Rétrospectivement, on peut trouver deux exemples relativement récents de cycles de baisses de taux préventives de la part de la Fed ayant permis un atterrissage en douceur de l’économie: ce fut le cas en 1995 et en 1998. Alors que nous guettons les opportunités sur le marché obligataire d’ici la fin de l’année 2019, un examen plus attentif de la performance des obligations autour de ces cycles peut s’avérer riche en enseignements. La figure 2 retrace l’évolution du marché obligataire lors de chacune de ces périodes par rapport à aujourd’hui.

FIGURE 2 – Le marché obligataire avant et après les baisses de taux
Source: Columbia Threadneedle 2019.

En prenant comme référence ces deux périodes, on constate que le marché obligataire était assez volatil avant la baisse des taux, notamment en 1998, mais qu’il s’est généralement bien comporté lorsque la Fed a commencé à baisser ses taux. Curieusement, les rendements des bons du Trésor américain ont augmenté après que la Fed a commencé à baisser ses taux en 1998 car le cycle de baisse des taux s’est avéré plus modeste que prévu par les marchés. Lors des six derniers mois, nous avons observé une baisse des rendements du Trésor américain, accompagnée d’une nette surperformance des segments de crédit. Il semble que les cours reflètent déjà une bonne partie des bonnes nouvelles car les rendements ont été enregistrés d’emblée. Si la Fed baisse ses taux dans les proportions anticipées par les marchés, les obligations pourraient encore s’apprécier mais cela n’est pas acquis.

L’assouplissement monétaire de la Fed est également motivé par la décrue structurelle de l’inflation. Le président de la Fed Jerome Powell a invoqué cette raison à plusieurs reprises ces derniers temps, y compris lors de son audition semestrielle devant le Congrès. L’histoire montre que ces baisses de taux ont effectivement un impact sur les anticipations d’inflation, mais que les effets peuvent être éphémères. La figure 3 montre que les anticipations d’inflation ont augmenté de manière plus durable en 1998 qu’en 1995. Nous pensons que les anticipations d’inflation augmenteront cette fois-ci, notamment si les tensions géopolitiques perdurent, faisant ainsi grimper les cours des matières premières. Toutefois, pour que cette augmentation soit plus durable, il faudra que les hausses de salaire se répercutent sur l’inflation dans le secteur des services.

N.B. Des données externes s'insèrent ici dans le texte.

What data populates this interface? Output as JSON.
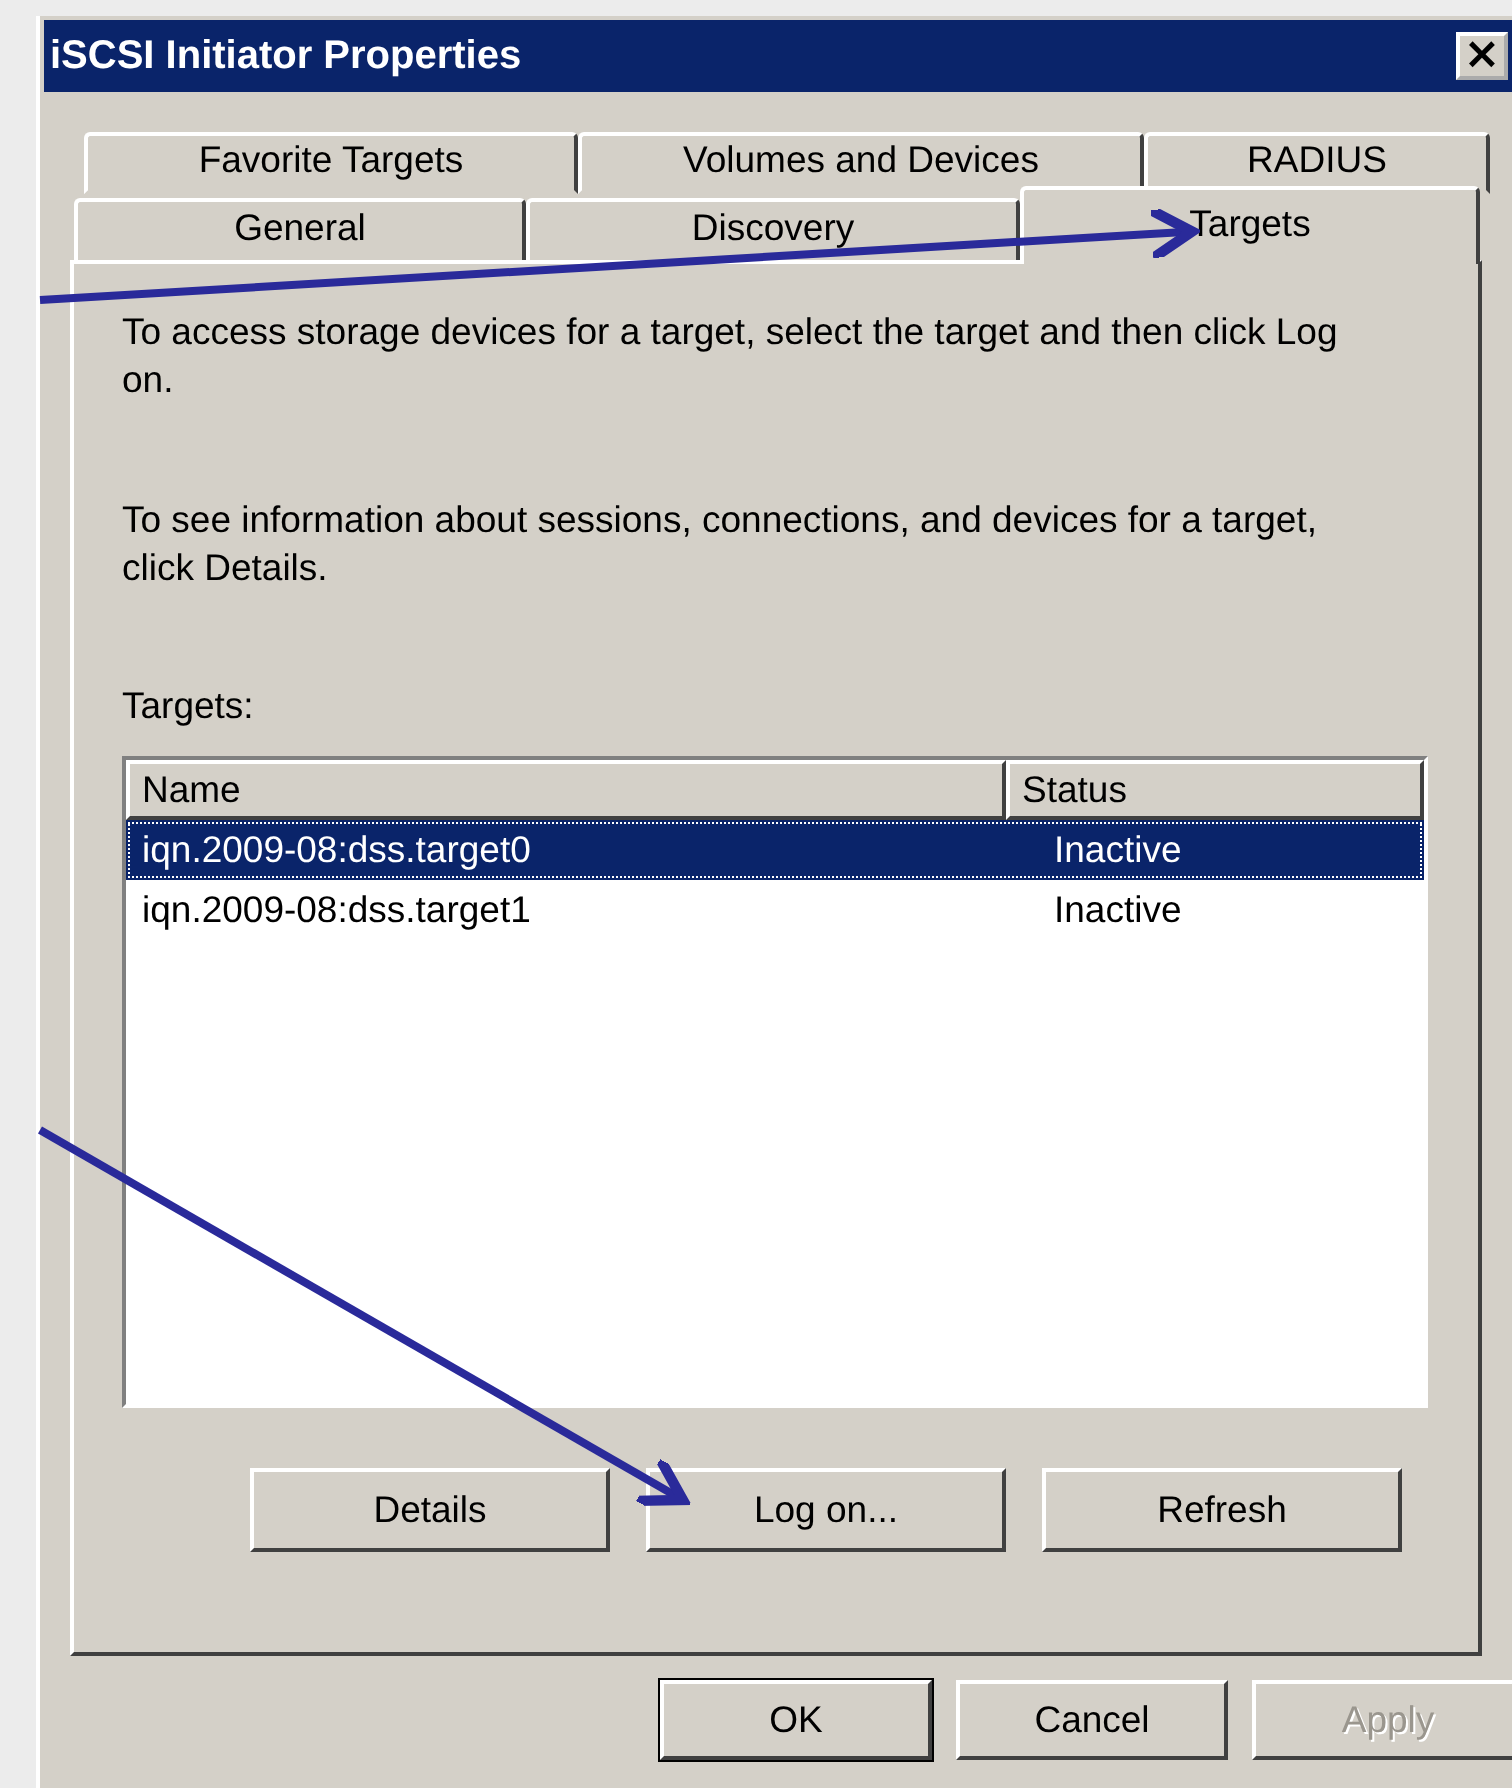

FIGURE 3 – Anticipations d'inflation autour d'une première baisse de taux

Source: Bloomberg 2019.

Que se passe-t-il pour le dollar américain lorsque la Fed assouplit sa politique monétaire? La logique voudrait qu’une diminution des taux courts laisse entrevoir une dépréciation monétaire. Toutefois, cela n’a pas été le cas dans ces périodes d’assouplissement préventif. Dans un cas comme dans l’autre, le dollar s’est déprécié avant la baisse des taux puis a rebondi d’environ 4%. Cette année, le dollar évolue de façon latérale jusqu’à présent, mais il se maintient à des niveaux historiquement élevés. Le billet vert aura du mal à s’apprécier significativement à partir de son niveau actuellement élevé mais l’histoire suggère qu’il sera bien soutenu.

FIGURE 4 – Variation de l'indice DXY

Source: Columbia Threadneedle 2019.

Le point de départ a également son importance. Or les rendements souverains partent d’un niveau inférieur. Les rendements à 10 ans sont tout juste supérieurs à 2% actuellement, contre 6,2% en 1995 et 4,6% en 1998. Toutefois, les autres indicateurs de valorisation sont davantage conformes à leur moyenne historique. Les spreads de crédit, autrement dit les primes de risque, dans la plupart des secteurs sont plus élevés qu’ils ne l’étaient avant la première baisse des taux en 1995.

D’après nous, la Fed baissera probablement ses taux d’intérêt à deux reprises d’ici la fin de l’année. Pour autant, cela ne garantit pas une belle performance pour les obligations. Après une année 2018 guère éblouissante, le premier semestre 2019 a été assez fructueux pour les investisseurs en obligations. A notre avis, il est peu probable que le marché obligataire poursuive sur pareille lancée. Un environnement caractérisé par une croissance poussive et de l’argent facile est indéniablement porteur mais les investisseurs auraient tort de faire fi de toute prudence. Les titres de première qualité parmi les obligations d’entreprises investment grade et les MBS offriront selon nous les meilleures performances corrigées des risques à l’avenir.